Bluegrass Policy Blog (a blog I complained about in my last entry) has an update on "an initiative to conduct numerous open records requests to obtain check registers, financial data, and budgets for Kentucky school districts, cities, and state agencies." We need more of this to happen, well done guys!
Bluegrass Policy Blog reports that Owensboro schools are scheduling activities to honor veterans on veterans day. Don't get me wrong, I am a supporter of veterans as much as anyone, and their service to the nation and fight for freedom should be honored. But coming from the Austrian school, I have a couple of problems with doing this in public school, and I'm quite surprised that a "free-market" or "libertarian" think-tank would support such activities.

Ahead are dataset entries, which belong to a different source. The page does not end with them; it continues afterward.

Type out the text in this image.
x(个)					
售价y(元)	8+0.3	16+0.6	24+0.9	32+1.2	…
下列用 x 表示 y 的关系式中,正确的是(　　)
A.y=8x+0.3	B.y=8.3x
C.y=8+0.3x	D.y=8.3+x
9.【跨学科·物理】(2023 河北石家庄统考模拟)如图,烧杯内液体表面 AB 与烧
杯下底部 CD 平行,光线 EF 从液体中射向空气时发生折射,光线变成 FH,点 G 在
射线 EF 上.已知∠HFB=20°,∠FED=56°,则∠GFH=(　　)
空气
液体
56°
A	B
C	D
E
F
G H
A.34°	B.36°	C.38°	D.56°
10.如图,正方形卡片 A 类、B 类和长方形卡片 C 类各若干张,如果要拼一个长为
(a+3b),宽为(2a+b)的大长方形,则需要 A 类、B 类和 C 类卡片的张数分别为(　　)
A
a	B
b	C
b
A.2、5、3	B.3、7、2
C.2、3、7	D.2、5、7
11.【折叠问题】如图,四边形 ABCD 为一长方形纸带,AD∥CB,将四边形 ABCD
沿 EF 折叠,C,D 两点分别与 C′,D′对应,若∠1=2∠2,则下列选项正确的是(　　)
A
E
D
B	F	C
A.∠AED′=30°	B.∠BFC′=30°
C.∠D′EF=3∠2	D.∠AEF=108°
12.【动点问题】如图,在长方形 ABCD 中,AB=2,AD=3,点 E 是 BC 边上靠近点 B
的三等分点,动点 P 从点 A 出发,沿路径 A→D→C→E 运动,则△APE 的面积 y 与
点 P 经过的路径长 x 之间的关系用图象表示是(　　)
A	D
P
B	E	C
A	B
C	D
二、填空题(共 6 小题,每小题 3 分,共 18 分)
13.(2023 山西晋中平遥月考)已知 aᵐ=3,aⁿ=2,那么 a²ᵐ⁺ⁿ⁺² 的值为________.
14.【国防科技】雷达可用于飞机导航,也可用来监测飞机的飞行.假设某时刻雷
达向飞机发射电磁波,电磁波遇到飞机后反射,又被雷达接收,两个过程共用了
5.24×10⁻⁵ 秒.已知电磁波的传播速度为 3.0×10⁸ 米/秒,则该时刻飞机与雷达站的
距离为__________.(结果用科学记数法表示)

First, schools should not be forcing students to celebrate any holiday. If they would like to give the students the day off to do what they (or their parents) please, that would be fine, they are not. If students or their parents wished to attend local Veterans Day celebrations, they could. Having schools put on events and likely forcing students to attend or even participate in presentations is not acceptable.
We can't force anyone to love this country or appreciate veterans. In addition, such activities usually (and I am not too far removed from being forced to participate in such "festivities" myself) involve the glorification of imperialist aspirations of politicians, not the sacrifice many have made for freedom. Most celebrations take on a joyous mood and lack the sobering reminder that war is something that should never be excitedly entered into and should be avoided at all costs. Forcing students to do this is not in line with libertarian or Austrian beliefs.